Many of our D365 F&O customers reach the limits of the internal system reporting capability in short order, and then look for a mechanism to extract data from D365 to support richer, more intuitive reporting in a tool like Power BI, often underpinned by a data warehouse combining data from multiple heterogenous data sources.
For many years the standard approach to extracting data from D365F&O to support external reporting and analytics used the Data Management Framework and an external Azure SQL Database in a framework called “BYOD” (Bring your own database). During most of our D365F&O implementations, this framework would be either be used to support integration of data into a data warehouse, or as the basis for reporting in a BI tool like Power BI.
At the end of 2021, Microsoft released into General Availability a new extract mechanism that can be used by organisations to markedly increase their capabilities to deliver business insights to key stakeholders; Azure Data Lake Export.
The release of this functionality has prompted a number of questions from our customers about the value that the Data Lake could bring in supporting organisational data analytics. This blog is intended to provide a summary of the benefits we see our customers realising by incorporating Azure Data Lake into their data landscape, either as a transition from BYOD or as the core of the data management capability on new implementations.
A key constraint to the previous mechanism for data extract (BYOD) was that data was curated into ‘Data Entities’ within D365 which abstracted the base tables in D365 to ‘views’ for export.
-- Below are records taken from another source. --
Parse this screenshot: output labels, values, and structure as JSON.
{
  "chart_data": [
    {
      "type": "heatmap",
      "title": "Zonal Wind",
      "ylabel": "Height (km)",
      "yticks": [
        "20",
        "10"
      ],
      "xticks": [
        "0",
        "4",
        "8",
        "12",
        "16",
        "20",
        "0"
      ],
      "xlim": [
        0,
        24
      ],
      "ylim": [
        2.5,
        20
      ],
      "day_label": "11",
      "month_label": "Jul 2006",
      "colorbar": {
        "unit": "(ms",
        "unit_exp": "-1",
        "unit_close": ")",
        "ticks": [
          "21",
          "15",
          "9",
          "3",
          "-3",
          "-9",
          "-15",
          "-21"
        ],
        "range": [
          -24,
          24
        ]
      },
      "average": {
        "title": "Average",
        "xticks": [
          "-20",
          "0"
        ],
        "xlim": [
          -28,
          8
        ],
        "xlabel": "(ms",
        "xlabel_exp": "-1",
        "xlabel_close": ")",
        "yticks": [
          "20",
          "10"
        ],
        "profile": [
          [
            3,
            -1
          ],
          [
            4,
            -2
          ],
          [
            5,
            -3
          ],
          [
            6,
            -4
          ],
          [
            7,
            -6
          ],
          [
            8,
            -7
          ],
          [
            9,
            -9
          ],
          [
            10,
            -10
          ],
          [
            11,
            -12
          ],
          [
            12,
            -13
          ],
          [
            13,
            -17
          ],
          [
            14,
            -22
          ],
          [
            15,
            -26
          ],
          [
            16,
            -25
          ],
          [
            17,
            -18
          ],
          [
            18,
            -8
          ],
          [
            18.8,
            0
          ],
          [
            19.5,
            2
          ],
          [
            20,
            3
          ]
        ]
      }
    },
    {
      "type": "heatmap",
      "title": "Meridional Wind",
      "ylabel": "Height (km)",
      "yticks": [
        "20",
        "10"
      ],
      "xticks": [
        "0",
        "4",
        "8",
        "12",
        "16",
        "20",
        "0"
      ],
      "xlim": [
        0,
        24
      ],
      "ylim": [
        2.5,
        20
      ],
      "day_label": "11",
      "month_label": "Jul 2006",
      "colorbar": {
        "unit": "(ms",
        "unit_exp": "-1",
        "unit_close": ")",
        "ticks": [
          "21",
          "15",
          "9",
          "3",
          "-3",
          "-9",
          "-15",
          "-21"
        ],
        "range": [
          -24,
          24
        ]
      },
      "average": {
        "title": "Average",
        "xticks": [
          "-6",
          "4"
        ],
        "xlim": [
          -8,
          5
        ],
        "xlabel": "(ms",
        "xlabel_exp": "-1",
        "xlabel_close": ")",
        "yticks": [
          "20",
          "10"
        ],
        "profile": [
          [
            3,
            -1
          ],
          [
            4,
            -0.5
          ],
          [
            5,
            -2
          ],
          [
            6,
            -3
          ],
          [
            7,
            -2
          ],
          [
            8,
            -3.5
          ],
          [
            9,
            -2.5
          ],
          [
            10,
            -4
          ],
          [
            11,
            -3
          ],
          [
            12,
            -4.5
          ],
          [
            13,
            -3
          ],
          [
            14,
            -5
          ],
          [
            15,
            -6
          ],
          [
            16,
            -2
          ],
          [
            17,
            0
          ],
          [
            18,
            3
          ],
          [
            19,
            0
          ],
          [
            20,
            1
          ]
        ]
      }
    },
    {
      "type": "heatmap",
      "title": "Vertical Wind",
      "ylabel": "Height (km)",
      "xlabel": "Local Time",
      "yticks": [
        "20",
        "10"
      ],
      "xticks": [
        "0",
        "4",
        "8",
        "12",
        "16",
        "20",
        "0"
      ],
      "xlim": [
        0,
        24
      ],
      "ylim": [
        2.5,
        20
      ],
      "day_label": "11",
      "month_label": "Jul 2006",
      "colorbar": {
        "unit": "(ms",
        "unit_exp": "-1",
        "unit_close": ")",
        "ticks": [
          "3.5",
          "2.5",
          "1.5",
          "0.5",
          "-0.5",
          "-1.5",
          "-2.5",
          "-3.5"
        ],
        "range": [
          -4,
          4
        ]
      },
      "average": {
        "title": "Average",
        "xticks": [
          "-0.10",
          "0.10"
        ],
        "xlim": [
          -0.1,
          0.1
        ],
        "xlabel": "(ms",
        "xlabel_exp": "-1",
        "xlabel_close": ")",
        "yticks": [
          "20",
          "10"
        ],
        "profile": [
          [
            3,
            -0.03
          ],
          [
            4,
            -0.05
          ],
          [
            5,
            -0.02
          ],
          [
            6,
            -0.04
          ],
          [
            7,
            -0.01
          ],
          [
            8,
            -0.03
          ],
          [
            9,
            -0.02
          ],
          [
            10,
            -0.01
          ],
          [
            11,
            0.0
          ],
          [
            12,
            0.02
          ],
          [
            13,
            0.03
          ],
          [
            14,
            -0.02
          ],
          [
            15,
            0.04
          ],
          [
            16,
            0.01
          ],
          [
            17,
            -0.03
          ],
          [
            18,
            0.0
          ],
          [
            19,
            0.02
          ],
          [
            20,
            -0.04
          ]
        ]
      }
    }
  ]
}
This approach restricted the data that was available in the system with not all base tables or columns being included in the available entities. While the data entities could be customised through development, this becomes a hinderance from a time and cost perspective.
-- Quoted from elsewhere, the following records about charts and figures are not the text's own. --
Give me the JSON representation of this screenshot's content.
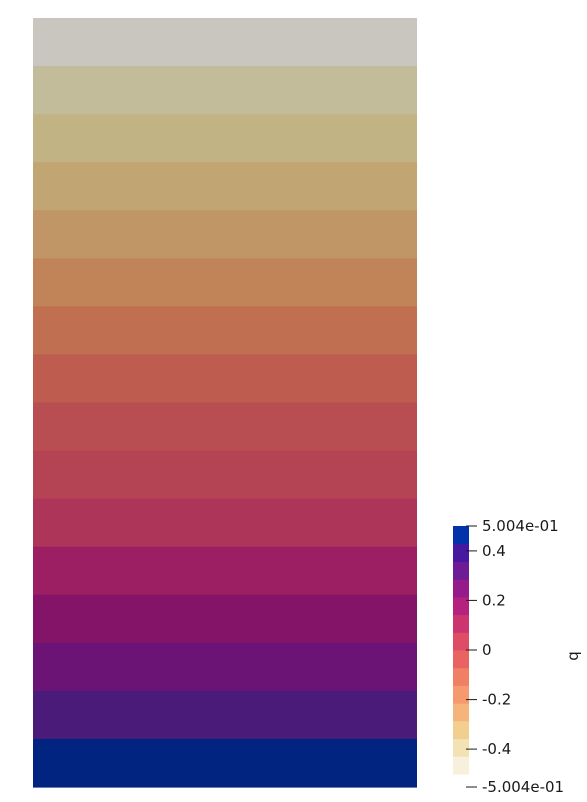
{
  "chart_data": {
    "type": "heatmap",
    "field_name": "q",
    "range": [
      -0.5004,
      0.5004
    ],
    "bands_top_to_bottom": [
      "#c8c6bf",
      "#c2bc9b",
      "#c1b384",
      "#c1a673",
      "#c19666",
      "#c18458",
      "#c06f50",
      "#bd5c4f",
      "#b84d52",
      "#b44454",
      "#ad3559",
      "#9c1f63",
      "#841468",
      "#6b1476",
      "#4a1b79",
      "#002480"
    ],
    "colorbar": {
      "colors_bottom_to_top": [
        "#f6f0dc",
        "#f2e2b4",
        "#f3cf8f",
        "#f4b47a",
        "#f49a6e",
        "#f17f66",
        "#ea6363",
        "#df4c66",
        "#cc336f",
        "#b42280",
        "#951a8c",
        "#6e1b96",
        "#4718a0",
        "#0233ab"
      ],
      "ticks": [
        {
          "value": 0.5004,
          "label": "5.004e-01"
        },
        {
          "value": 0.4,
          "label": "0.4"
        },
        {
          "value": 0.2,
          "label": "0.2"
        },
        {
          "value": 0,
          "label": "0"
        },
        {
          "value": -0.2,
          "label": "-0.2"
        },
        {
          "value": -0.4,
          "label": "-0.4"
        },
        {
          "value": -0.5004,
          "label": "-5.004e-01"
        }
      ],
      "title": "q"
    }
  }
}
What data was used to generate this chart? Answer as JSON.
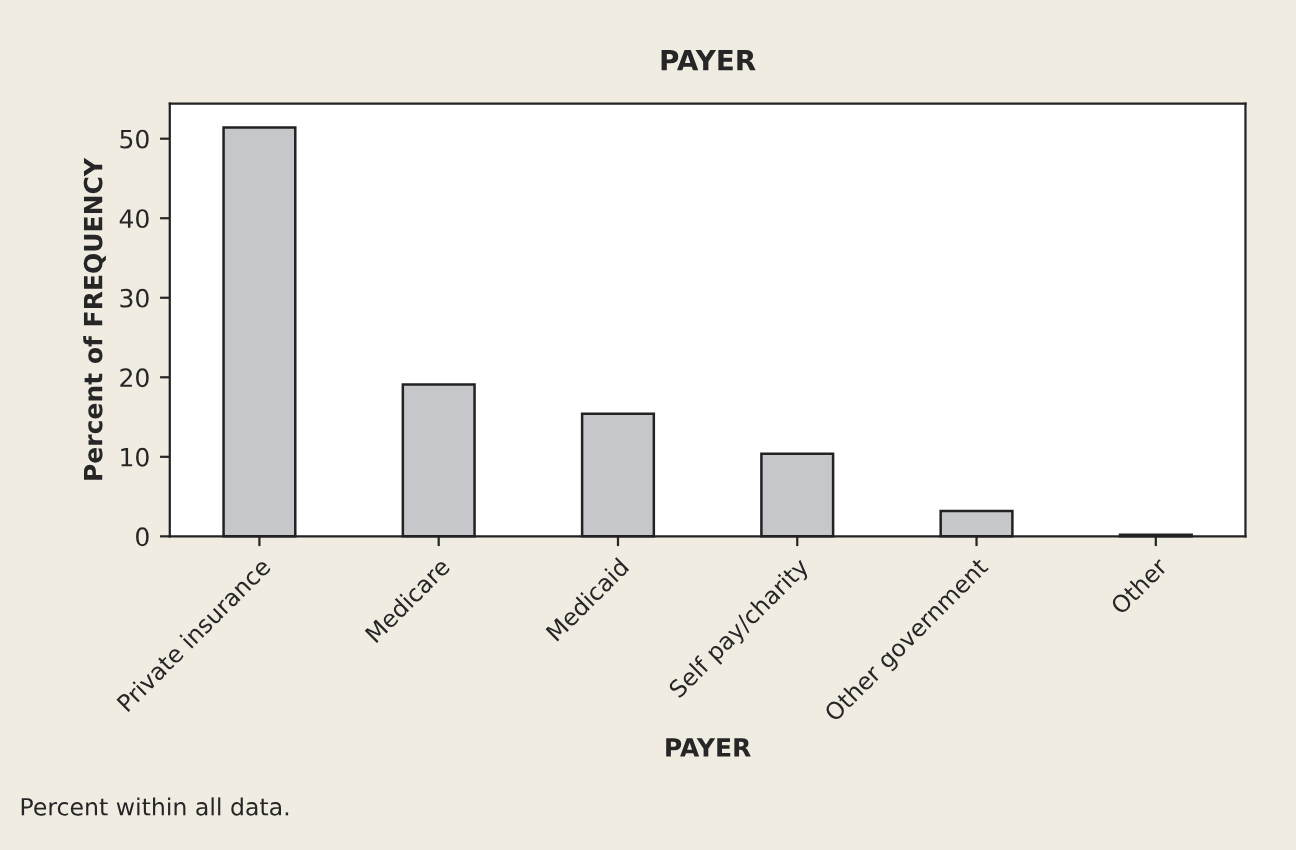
{
  "chart_data": {
    "type": "bar",
    "title": "PAYER",
    "xlabel": "PAYER",
    "ylabel": "Percent of FREQUENCY",
    "categories": [
      "Private insurance",
      "Medicare",
      "Medicaid",
      "Self pay/charity",
      "Other government",
      "Other"
    ],
    "values": [
      51.4,
      19.1,
      15.4,
      10.4,
      3.2,
      0.2
    ],
    "color": "#c6c7ca",
    "ylim": [
      0,
      54.4
    ],
    "yticks": [
      0,
      10,
      20,
      30,
      40,
      50
    ],
    "grid": false,
    "legend": false,
    "annotations": [
      "Percent within all data."
    ]
  }
}
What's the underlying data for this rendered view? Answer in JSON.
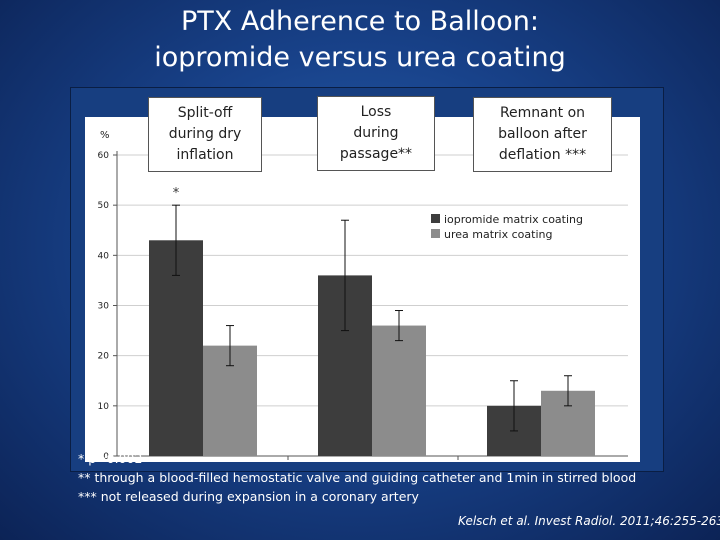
{
  "slide": {
    "title_line1": "PTX Adherence to Balloon:",
    "title_line2": "iopromide versus urea coating"
  },
  "colors": {
    "background": "#1c4a96",
    "iopromide": "#3d3d3d",
    "urea": "#8c8c8c"
  },
  "chart_data": {
    "type": "bar",
    "ylabel": "%",
    "ylim": [
      0,
      60
    ],
    "yticks": [
      "0",
      "10",
      "20",
      "30",
      "40",
      "50",
      "60"
    ],
    "categories": [
      "Split-off during dry inflation",
      "Loss during passage**",
      "Remnant on balloon after deflation ***"
    ],
    "category_labels": [
      [
        "Split-off",
        "during dry",
        "inflation"
      ],
      [
        "Loss",
        "during",
        "passage**"
      ],
      [
        "Remnant on",
        "balloon after",
        "deflation ***"
      ]
    ],
    "series": [
      {
        "name": "iopromide matrix coating",
        "color": "#3d3d3d",
        "values": [
          43,
          36,
          10
        ],
        "err_low": [
          36,
          25,
          5
        ],
        "err_high": [
          50,
          47,
          15
        ]
      },
      {
        "name": "urea matrix coating",
        "color": "#8c8c8c",
        "values": [
          22,
          26,
          13
        ],
        "err_low": [
          18,
          23,
          10
        ],
        "err_high": [
          26,
          29,
          16
        ]
      }
    ],
    "annotations": [
      {
        "text": "*",
        "category": 0
      }
    ],
    "legend_position": "upper-right"
  },
  "footnotes": {
    "note1": "* p=0.002",
    "note2": "** through a blood-filled hemostatic valve and guiding catheter and 1min in stirred blood",
    "note3": "*** not released during expansion in a coronary artery",
    "citation": "Kelsch et al. Invest Radiol. 2011;46:255-263"
  }
}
With Azure Data Lake Export, we can export the base tables to the data lake, meaning significantly more data is available for users to discover. This puts a data discovery into the hands of the BI team and/or users that was previously not available.
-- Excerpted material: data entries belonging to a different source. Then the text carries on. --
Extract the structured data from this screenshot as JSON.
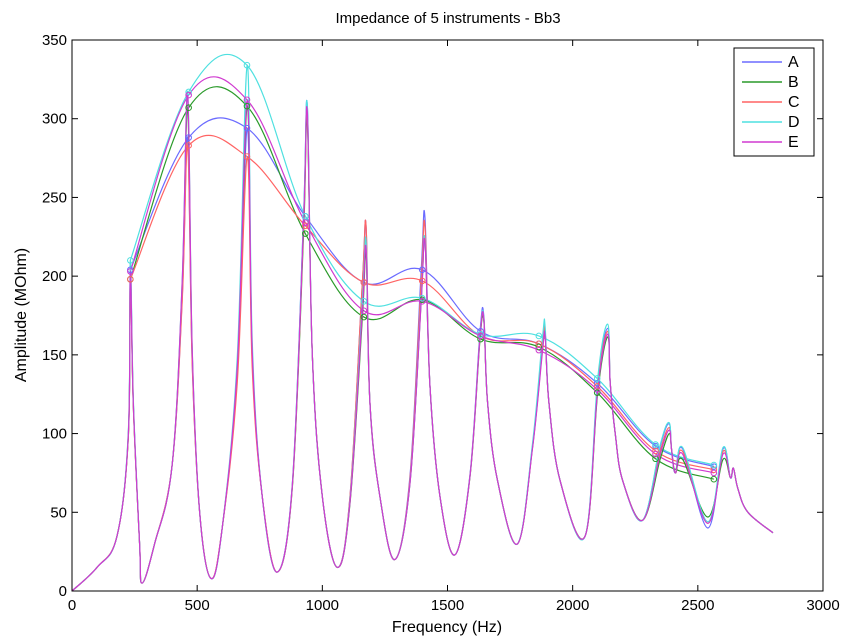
{
  "chart_data": {
    "type": "line",
    "title": "Impedance of 5 instruments - Bb3",
    "xlabel": "Frequency (Hz)",
    "ylabel": "Amplitude (MOhm)",
    "xlim": [
      0,
      3000
    ],
    "ylim": [
      0,
      350
    ],
    "xticks": [
      0,
      500,
      1000,
      1500,
      2000,
      2500,
      3000
    ],
    "yticks": [
      0,
      50,
      100,
      150,
      200,
      250,
      300,
      350
    ],
    "legend_position": "top-right",
    "grid": false,
    "peak_frequencies": [
      233,
      466,
      699,
      932,
      1166,
      1399,
      1632,
      1865,
      2098,
      2331,
      2564
    ],
    "base_curve": {
      "x": [
        0,
        100,
        180,
        225,
        233,
        245,
        270,
        280,
        330,
        400,
        440,
        462,
        480,
        510,
        555,
        600,
        660,
        700,
        720,
        760,
        820,
        880,
        925,
        940,
        960,
        1000,
        1060,
        1110,
        1160,
        1175,
        1190,
        1230,
        1290,
        1350,
        1395,
        1410,
        1430,
        1470,
        1530,
        1590,
        1630,
        1645,
        1660,
        1700,
        1780,
        1840,
        1880,
        1890,
        1905,
        1950,
        2050,
        2100,
        2140,
        2150,
        2170,
        2200,
        2280,
        2350,
        2385,
        2395,
        2410,
        2440,
        2540,
        2600,
        2630,
        2642,
        2660,
        2700,
        2800
      ],
      "y": [
        0,
        15,
        35,
        100,
        205,
        120,
        30,
        5,
        30,
        80,
        190,
        300,
        150,
        50,
        8,
        40,
        140,
        305,
        150,
        60,
        12,
        50,
        150,
        228,
        150,
        60,
        15,
        50,
        150,
        195,
        120,
        60,
        20,
        60,
        150,
        195,
        130,
        60,
        23,
        70,
        150,
        165,
        120,
        70,
        30,
        90,
        150,
        160,
        120,
        70,
        35,
        80,
        120,
        132,
        100,
        70,
        45,
        65,
        85,
        90,
        75,
        60,
        43,
        60,
        72,
        78,
        65,
        50,
        37
      ]
    },
    "series": [
      {
        "name": "A",
        "color": "#6b6bff",
        "peak_values": [
          204,
          288,
          294,
          238,
          196,
          204,
          165,
          157,
          132,
          92,
          79
        ],
        "trough_offsets": [
          0,
          0,
          0,
          0,
          0,
          0,
          0,
          0,
          -3,
          0,
          0
        ]
      },
      {
        "name": "B",
        "color": "#2a9a2a",
        "peak_values": [
          198,
          307,
          308,
          227,
          174,
          185,
          160,
          155,
          126,
          84,
          71
        ],
        "trough_offsets": [
          0,
          0,
          0,
          0,
          0,
          0,
          0,
          0,
          4,
          4,
          0
        ]
      },
      {
        "name": "C",
        "color": "#ff6464",
        "peak_values": [
          198,
          283,
          276,
          232,
          196,
          197,
          162,
          157,
          130,
          89,
          77
        ],
        "trough_offsets": [
          0,
          0,
          0,
          0,
          0,
          0,
          0,
          0,
          0,
          0,
          0
        ]
      },
      {
        "name": "D",
        "color": "#4fe0e0",
        "peak_values": [
          210,
          317,
          334,
          238,
          184,
          186,
          163,
          162,
          135,
          93,
          80
        ],
        "trough_offsets": [
          0,
          0,
          0,
          0,
          0,
          0,
          0,
          0,
          1,
          0,
          0
        ]
      },
      {
        "name": "E",
        "color": "#d03ad0",
        "peak_values": [
          203,
          315,
          312,
          234,
          178,
          184,
          162,
          153,
          128,
          87,
          75
        ],
        "trough_offsets": [
          0,
          0,
          0,
          0,
          0,
          0,
          0,
          0,
          0,
          0,
          0
        ]
      }
    ]
  }
}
With a trickle feed out to the Azure Data Lake, data is now more near real time than ever. Where previously a batch overnight refresh was the norm, with potentially a small number of incremental loads, the Data Lake provides the capability for intra day report updates based on data from D365.
Ease of Setup and Reliability
BYOD has been notoriously difficult to setup and manage. The requisite data entity publishing, change data capture settings, data project setup, batch and schedule setups were all configurable by users and could potentially clash. Significant load failures put a strain on the adoption of BI based on D365 data. A single click to activate a table feed out to the data lake and the removal of any batch or schedule maintenance means the risk of failure is massively reduced, a key benefit in gaining trust in the data & analytics platform.
Development Cost Reduction
The associated benefit of Data Availability is that it removes the need to customise the D365 data entities. Customisation of data entities has historically been a significant cost to our customers when new data is required within the data & analytics platform. The advent of Data Lake export has removed the development cost away from D365 across to the BI team with significant cost savings already being realised by our customers.
Support for Advanced Use Cases
The Data Availability and Data Latency benefits detailed above, along with the ability for Azure Data Lake to serve data to users in both raw and curated form, has unlocked several advanced analytics architectures for D365 data analytics. With more data available quicker, Data Scientists can leverage the capability of the data lake, and architectures like the Data Lakehouse, to use raw, cleaned, or curated data for advanced analytics and AI/ML.